When TfL was established it took a considerable amount of space at Windsor House in Victoria Street, to which place power and control of the old London Transport organization gradually shifted. Those presiding over events really wanted modern office facilities across a minimum number of sites, and as money became tighter the conclusion was that these sites need not necessarily be in central London, reducing costs and perhaps allowing at least part of the lucrative central London estate to be disposed of. The unweildy and out-of-date facilities at 55 Broadway were an 'obvious' candidate for redevelopment and it was hoped the whole of the administrative staff, after much pruning, could be accommodated elsewhere.
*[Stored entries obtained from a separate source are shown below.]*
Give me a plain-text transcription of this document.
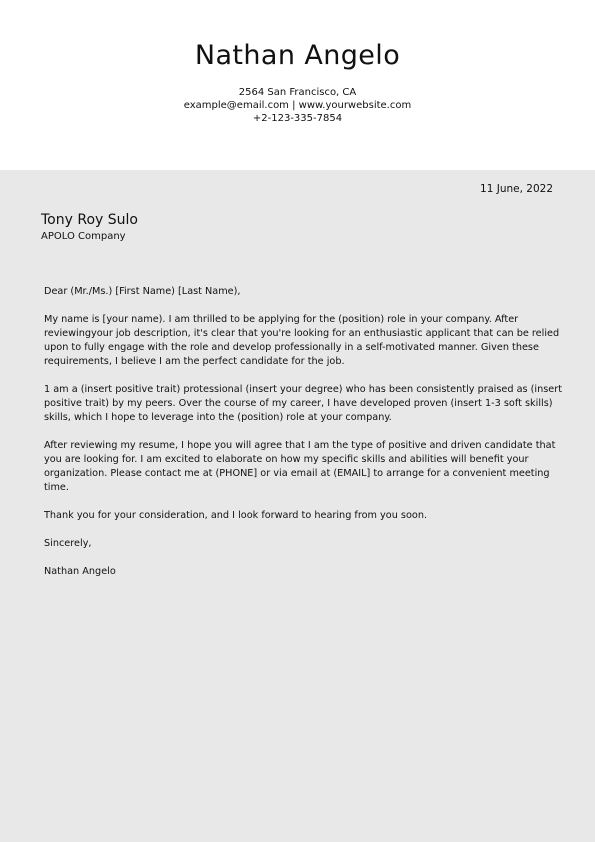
Nathan Angelo
2564 San Francisco, CA
example@email.com | www.yourwebsite.com
+2-123-335-7854
11 June, 2022
Tony Roy Sulo
APOLO Company

Dear (Mr./Ms.) [First Name) [Last Name),

My name is [your name). I am thrilled to be applying for the (position) role in your company. After reviewingyour job description, it's clear that you're looking for an enthusiastic applicant that can be relied upon to fully engage with the role and develop professionally in a self-motivated manner. Given these requirements, I believe I am the perfect candidate for the job.

1 am a (insert positive trait) protessional (insert your degree) who has been consistently praised as (insert positive trait) by my peers. Over the course of my career, I have developed proven (insert 1-3 soft skills) skills, which I hope to leverage into the (position) role at your company.

After reviewing my resume, I hope you will agree that I am the type of positive and driven candidate that you are looking for. I am excited to elaborate on how my specific skills and abilities will benefit your organization. Please contact me at (PHONE] or via email at (EMAIL] to arrange for a convenient meeting time.

Thank you for your consideration, and I look forward to hearing from you soon.

Sincerely,

Nathan Angelo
There were several challenges in to this aspiration. For a start the complex (and particularly the tower) was heavily integrated with the operational railway. Apart from containing several critical control rooms, cabled directly into the railway below, the building also shared power supplies with the station. Another difficulty was the Grade 1 listing, somewhat circumscribing what could actually be done with the place if TfL moved out. After much agonizing TfL decided the building could be converted into residential accommodation except for the lower floors which could be shopping and leisure. After some architectural designs were gone into plans were produced which reopened the whole of the ground floor to the public, for shopping at ground floor and leisure on the large first floor. These areas would be segregated from the residential upper levels to which the main access would be via the lifts. Lift access from the existing lobby would be closed off and a new high-quality private entrance would be built to the west, from an area released by a separate development of 100 Petty France, which it appears would be demolished and seems to have been part of a separate scheme. The plans appeared to be workable and perhaps even a good solution if the tower had to be retained.
Only preliminary work was ever undertaken and this included the transfer of the BT Police and LU Network Control Centres to Southwark in April 2013 after which it was hoped at least the tower could be cleared by the end of the year. This was not to be. In the adverse financial climate, it proved impossible to make the case for release of the building and though not as full as it was, as I write in mid 2019, the building is still very much in use. A project has just started to disentangle the power supplies and it is hoped one day still to move out on some commercially favourable basis.
So, I hope that it will be seen that the history of this block is not without interest and that whenever someone refers to '55 Broadway' your mind leaps to the question 'which bit'?